Man muss ihm zugutehalten, dass 1899 seine stärksten Auftritte klugerweise unterstützt, indem es seine Schauspieler mit einigen der prächtiger gestalteten Sets umgibt, die die Zuschauer dieses Jahr wahrscheinlich im Fernsehen sehen werden. Insbesondere die tiefen Braun-, Rot- und Grautöne der Kerberos machen das Anschauen von 1899 nicht nur zu einem durchweg fesselnden Erlebnis, sondern vereinen sich auch zu einer visuellen Farbpalette, die die Steampunk-Ästhetik der Show perfekt ergänzt. Das Sounddesign der Show , zusammen mit der Musik von Ben Frost , erhöht und bereichert in ähnlicher Weise den düsteren, düsteren Sci-Fi-Ton.

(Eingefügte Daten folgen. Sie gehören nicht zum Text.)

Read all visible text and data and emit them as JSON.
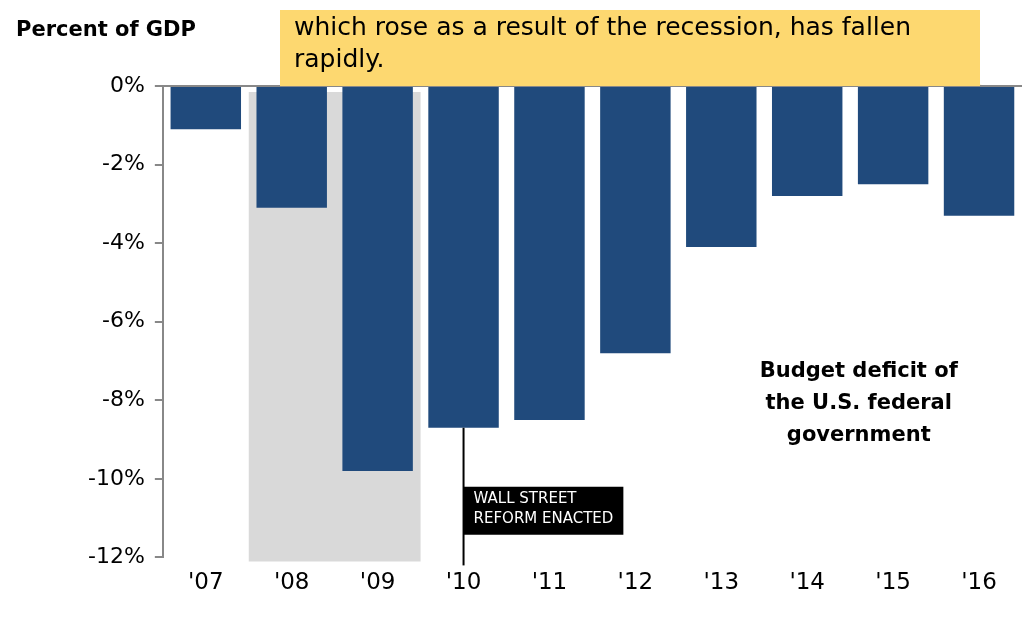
{
  "chart_data": {
    "type": "bar",
    "ylabel": "Percent of GDP",
    "categories": [
      "'07",
      "'08",
      "'09",
      "'10",
      "'11",
      "'12",
      "'13",
      "'14",
      "'15",
      "'16"
    ],
    "values": [
      -1.1,
      -3.1,
      -9.8,
      -8.7,
      -8.5,
      -6.8,
      -4.1,
      -2.8,
      -2.5,
      -3.3
    ],
    "color": "#204a7c",
    "ylim": [
      -12,
      0
    ],
    "yticks": [
      {
        "value": 0,
        "label": "0%"
      },
      {
        "value": -2,
        "label": "-2%"
      },
      {
        "value": -4,
        "label": "-4%"
      },
      {
        "value": -6,
        "label": "-6%"
      },
      {
        "value": -8,
        "label": "-8%"
      },
      {
        "value": -10,
        "label": "-10%"
      },
      {
        "value": -12,
        "label": "-12%"
      }
    ],
    "grid": false,
    "legend": false,
    "bands": [
      {
        "axis": "x",
        "from": "'08",
        "to": "'09",
        "color": "#d9d9d9"
      }
    ],
    "ref_lines": [
      {
        "axis": "x",
        "value": "'10",
        "label": "WALL STREET REFORM ENACTED",
        "color": "#000000"
      }
    ],
    "annotations": [
      "which rose as a result of the recession, has fallen rapidly.",
      "Budget deficit of the U.S. federal government"
    ]
  }
}
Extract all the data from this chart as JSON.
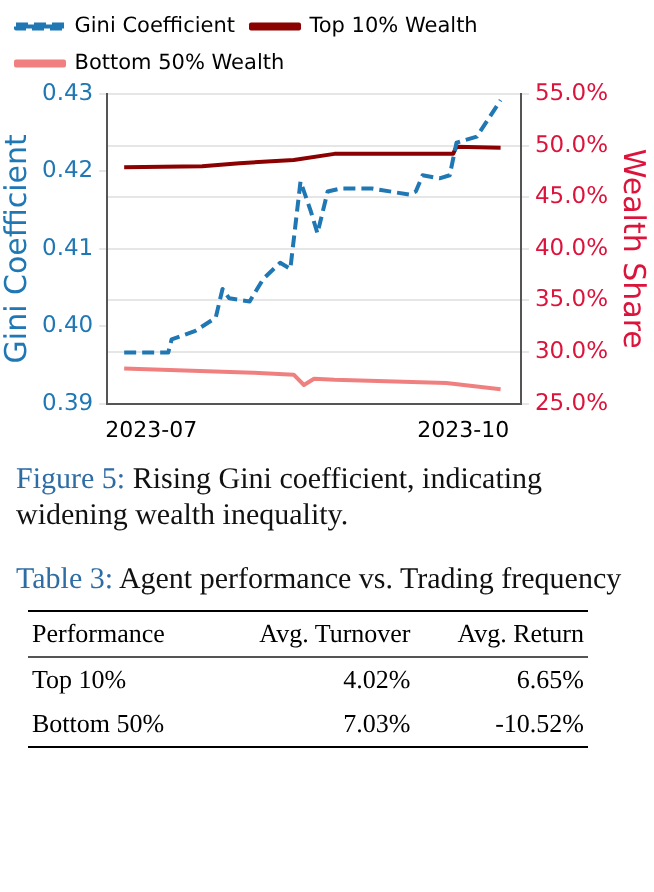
{
  "chart_data": [
    {
      "type": "line",
      "ylabel": "Gini Coefficient",
      "y2label": "Wealth Share",
      "legend": "top",
      "grid": "y2",
      "xlim": [
        "2023-06-18",
        "2023-10-18"
      ],
      "xticks": [
        {
          "value": "2023-07-01",
          "label": "2023-07"
        },
        {
          "value": "2023-10-01",
          "label": "2023-10"
        }
      ],
      "ylim": [
        0.39,
        0.43
      ],
      "yticks": [
        {
          "value": 0.39,
          "label": "0.39"
        },
        {
          "value": 0.4,
          "label": "0.40"
        },
        {
          "value": 0.41,
          "label": "0.41"
        },
        {
          "value": 0.42,
          "label": "0.42"
        },
        {
          "value": 0.43,
          "label": "0.43"
        }
      ],
      "y2lim": [
        25,
        55
      ],
      "y2ticks": [
        {
          "value": 25,
          "label": "25.0%"
        },
        {
          "value": 30,
          "label": "30.0%"
        },
        {
          "value": 35,
          "label": "35.0%"
        },
        {
          "value": 40,
          "label": "40.0%"
        },
        {
          "value": 45,
          "label": "45.0%"
        },
        {
          "value": 50,
          "label": "50.0%"
        },
        {
          "value": 55,
          "label": "55.0%"
        }
      ],
      "annotations": [
        "Figure 5: Rising Gini coefficient, indicating widening wealth inequality."
      ],
      "series": [
        {
          "name": "Gini Coefficient",
          "color": "#1f77b4",
          "line_style": "dashed",
          "x": [
            "2023-06-23",
            "2023-07-06",
            "2023-07-07",
            "2023-07-14",
            "2023-07-20",
            "2023-07-22",
            "2023-07-24",
            "2023-07-30",
            "2023-08-03",
            "2023-08-08",
            "2023-08-11",
            "2023-08-14",
            "2023-08-17",
            "2023-08-19",
            "2023-08-22",
            "2023-08-26",
            "2023-09-04",
            "2023-09-15",
            "2023-09-17",
            "2023-09-19",
            "2023-09-24",
            "2023-09-27",
            "2023-09-29",
            "2023-10-05",
            "2023-10-12"
          ],
          "values": [
            0.3966,
            0.3966,
            0.3983,
            0.3994,
            0.4011,
            0.4048,
            0.4036,
            0.4032,
            0.4061,
            0.4082,
            0.4074,
            0.4187,
            0.4149,
            0.412,
            0.4174,
            0.4178,
            0.4178,
            0.417,
            0.4174,
            0.4195,
            0.4191,
            0.4195,
            0.4237,
            0.4245,
            0.4292
          ]
        },
        {
          "name": "Top 10% Wealth",
          "color": "#8b0000",
          "line_style": "solid",
          "axis": "y2",
          "x": [
            "2023-06-23",
            "2023-07-16",
            "2023-07-27",
            "2023-08-12",
            "2023-08-24",
            "2023-09-28",
            "2023-09-29",
            "2023-10-12"
          ],
          "values": [
            47.9,
            48.0,
            48.3,
            48.6,
            49.2,
            49.2,
            49.9,
            49.8
          ]
        },
        {
          "name": "Bottom 50% Wealth",
          "color": "#f08080",
          "line_style": "solid",
          "axis": "y2",
          "x": [
            "2023-06-23",
            "2023-07-31",
            "2023-08-12",
            "2023-08-15",
            "2023-08-18",
            "2023-08-24",
            "2023-09-26",
            "2023-10-12"
          ],
          "values": [
            28.4,
            28.0,
            27.8,
            26.8,
            27.4,
            27.3,
            27.0,
            26.4
          ]
        }
      ]
    },
    {
      "type": "other",
      "title": "Table 3: Agent performance vs. Trading frequency",
      "ylabel": "Performance",
      "categories": [
        "Avg. Turnover",
        "Avg. Return"
      ],
      "y_categories": [
        "Top 10%",
        "Bottom 50%"
      ],
      "cell_labels": [
        [
          "4.02%",
          "6.65%"
        ],
        [
          "7.03%",
          "-10.52%"
        ]
      ]
    }
  ]
}
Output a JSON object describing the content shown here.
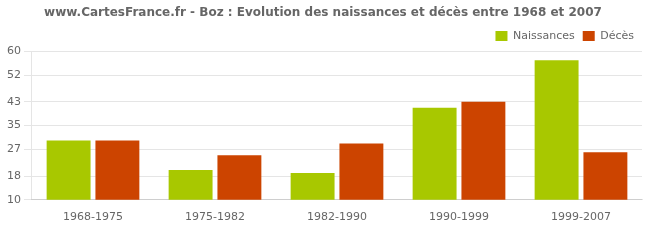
{
  "chart_data": {
    "type": "bar",
    "title": "www.CartesFrance.fr - Boz : Evolution des naissances et décès entre 1968 et 2007",
    "categories": [
      "1968-1975",
      "1975-1982",
      "1982-1990",
      "1990-1999",
      "1999-2007"
    ],
    "series": [
      {
        "name": "Naissances",
        "color": "#a8c800",
        "values": [
          30,
          20,
          19,
          41,
          57
        ]
      },
      {
        "name": "Décès",
        "color": "#cc4400",
        "values": [
          30,
          25,
          29,
          43,
          26
        ]
      }
    ],
    "ylim": [
      10,
      60
    ],
    "yticks": [
      10,
      18,
      27,
      35,
      43,
      52,
      60
    ],
    "grid": true,
    "legend": "upper right"
  }
}
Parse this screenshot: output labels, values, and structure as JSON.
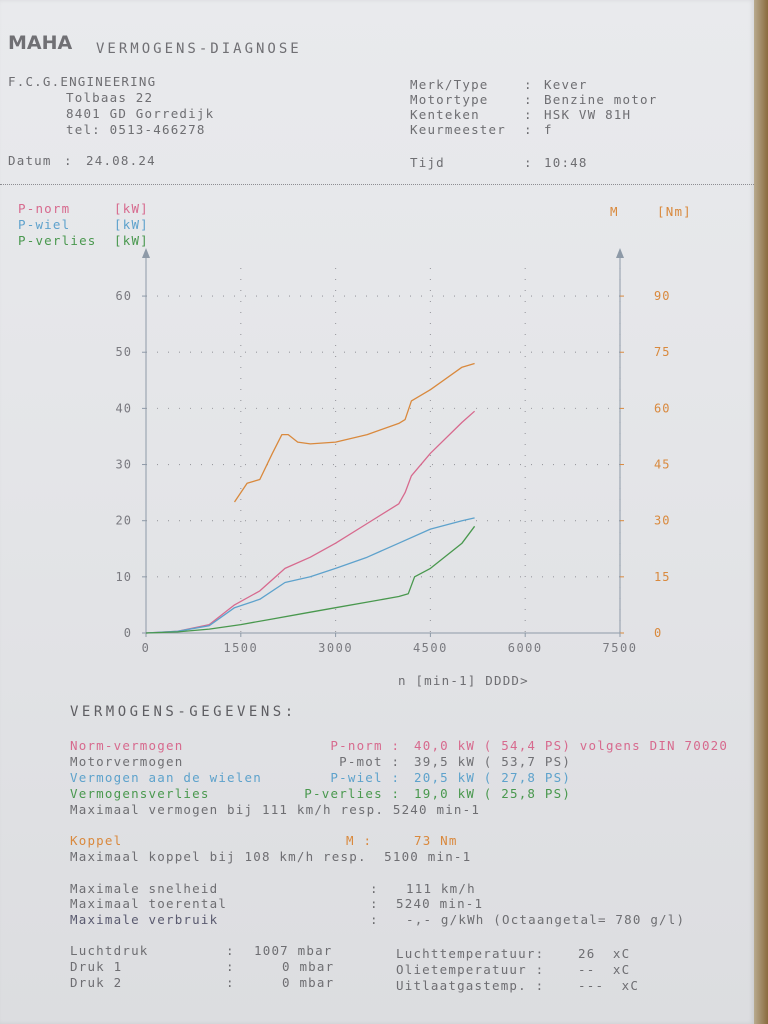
{
  "header": {
    "brand": "MAHA",
    "title": "VERMOGENS-DIAGNOSE",
    "company": [
      "F.C.G.ENGINEERING",
      "Tolbaas 22",
      "8401 GD Gorredijk",
      "tel: 0513-466278"
    ],
    "vehicle": [
      {
        "label": "Merk/Type",
        "value": "Kever"
      },
      {
        "label": "Motortype",
        "value": "Benzine motor"
      },
      {
        "label": "Kenteken",
        "value": "HSK VW 81H"
      },
      {
        "label": "Keurmeester",
        "value": "f"
      }
    ],
    "date_label": "Datum",
    "date": "24.08.24",
    "time_label": "Tijd",
    "time": "10:48"
  },
  "legend": [
    {
      "name": "P-norm",
      "unit": "[kW]",
      "color": "#d76a8e"
    },
    {
      "name": "P-wiel",
      "unit": "[kW]",
      "color": "#5ea2cc"
    },
    {
      "name": "P-verlies",
      "unit": "[kW]",
      "color": "#49984e"
    }
  ],
  "torque_legend": {
    "name": "M",
    "unit": "[Nm]",
    "color": "#d9893d"
  },
  "chart_data": {
    "type": "line",
    "xlabel": "n [min-1] DDDD>",
    "xlim": [
      0,
      7500
    ],
    "x_ticks": [
      0,
      1500,
      3000,
      4500,
      6000,
      7500
    ],
    "ylim_left": [
      0,
      65
    ],
    "y_ticks_left": [
      0,
      10,
      20,
      30,
      40,
      50,
      60
    ],
    "ylim_right": [
      0,
      97.5
    ],
    "y_ticks_right": [
      0,
      15,
      30,
      45,
      60,
      75,
      90
    ],
    "grid": "dotted",
    "series": [
      {
        "name": "P-norm",
        "axis": "left",
        "color": "#d76a8e",
        "x": [
          0,
          500,
          1000,
          1400,
          1800,
          2200,
          2600,
          3000,
          3500,
          4000,
          4100,
          4200,
          4500,
          5000,
          5200
        ],
        "y": [
          0,
          0.3,
          1.5,
          5,
          7.5,
          11.5,
          13.5,
          16,
          19.5,
          23,
          25,
          28,
          32,
          37.5,
          39.5
        ]
      },
      {
        "name": "P-wiel",
        "axis": "left",
        "color": "#5ea2cc",
        "x": [
          0,
          500,
          1000,
          1400,
          1800,
          2200,
          2600,
          3000,
          3500,
          4000,
          4500,
          5000,
          5200
        ],
        "y": [
          0,
          0.3,
          1.3,
          4.5,
          6,
          9,
          10,
          11.5,
          13.5,
          16,
          18.5,
          20,
          20.5
        ]
      },
      {
        "name": "P-verlies",
        "axis": "left",
        "color": "#49984e",
        "x": [
          0,
          500,
          1000,
          1500,
          2000,
          2500,
          3000,
          3500,
          4000,
          4150,
          4250,
          4500,
          5000,
          5200
        ],
        "y": [
          0,
          0.2,
          0.7,
          1.5,
          2.5,
          3.5,
          4.5,
          5.5,
          6.5,
          7,
          10,
          11.5,
          16,
          19
        ]
      },
      {
        "name": "M",
        "axis": "right",
        "color": "#d9893d",
        "x": [
          1400,
          1600,
          1800,
          2000,
          2150,
          2250,
          2400,
          2600,
          3000,
          3500,
          4000,
          4100,
          4200,
          4500,
          5000,
          5200
        ],
        "y": [
          35,
          40,
          41,
          48,
          53,
          53,
          51,
          50.5,
          51,
          53,
          56,
          57,
          62,
          65,
          71,
          72
        ]
      }
    ]
  },
  "results": {
    "section_title": "VERMOGENS-GEGEVENS:",
    "rows": [
      {
        "label": "Norm-vermogen",
        "key": "P-norm :",
        "value": "40,0 kW ( 54,4 PS) volgens DIN 70020",
        "color": "#d76a8e"
      },
      {
        "label": "Motorvermogen",
        "key": "P-mot :",
        "value": "39,5 kW ( 53,7 PS)",
        "color": "#707074"
      },
      {
        "label": "Vermogen aan de wielen",
        "key": "P-wiel :",
        "value": "20,5 kW ( 27,8 PS)",
        "color": "#5ea2cc"
      },
      {
        "label": "Vermogensverlies",
        "key": "P-verlies :",
        "value": "19,0 kW ( 25,8 PS)",
        "color": "#49984e"
      }
    ],
    "max_power": "Maximaal vermogen bij 111 km/h resp. 5240 min-1",
    "koppel_label": "Koppel",
    "koppel_key": "M :",
    "koppel_value": "73 Nm",
    "max_torque": "Maximaal koppel bij 108 km/h resp.  5100 min-1",
    "extra": [
      {
        "label": "Maximale snelheid",
        "value": "111 km/h"
      },
      {
        "label": "Maximaal toerental",
        "value": "5240 min-1"
      },
      {
        "label": "Maximale verbruik",
        "value": "-,- g/kWh (Octaangetal= 780 g/l)"
      }
    ],
    "conditions_left": [
      {
        "label": "Luchtdruk",
        "value": "1007 mbar"
      },
      {
        "label": "Druk 1",
        "value": "0 mbar"
      },
      {
        "label": "Druk 2",
        "value": "0 mbar"
      }
    ],
    "conditions_right": [
      {
        "label": "Luchttemperatuur:",
        "value": "26  xC"
      },
      {
        "label": "Olietemperatuur :",
        "value": "--  xC"
      },
      {
        "label": "Uitlaatgastemp. :",
        "value": "---  xC"
      }
    ]
  }
}
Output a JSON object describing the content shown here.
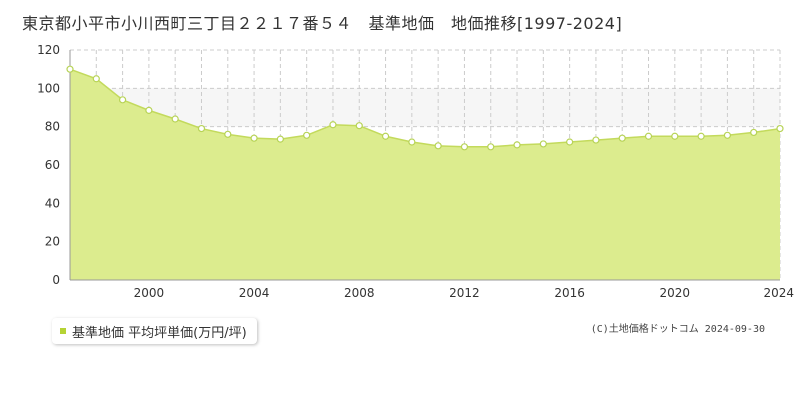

Egal, ob sie Charaktere auf Händen und Knien durch Gänge kriechen lassen, die unheimlich in der Luft zu schweben scheinen, oder aus dem Strudel eines Whirlpools in den verwinkelten Flur einer Nervenheilanstalt übergehen, Friese und Odar liefern immer die gleiche Art von Erinnerung , erfinderische Science-Fiction-Bilder im Jahr 1899 , die sie in Dark gemacht haben. Mit anderen Worten, während abzuwarten bleibt, ob 1899 die gleichen befriedigenden Wendungen und Auflösungen aufbringen kann wie Dark , lässt sich nicht leugnen, dass Friese und Odar zwei der ausgeprägteren Science-Fiction-Künstler sind, die heute arbeiten.
Ihre neueste Kreation ist eine Serie, die sich in ihren besten Momenten wie eine würdige Fortsetzung beliebter Sci-Fi-Shows wie Altered Carbon und Severance anfühlt, aber auch wie ein unnötig verworrenes, Westworld -artiges Sci-Fi-Drama in ihren schlimmsten Zeiten.
1899 wird jetzt auf Netflix gestreamt. Digital Trends erhielt frühzeitig Zugang zu sechs der acht Folgen der Serie.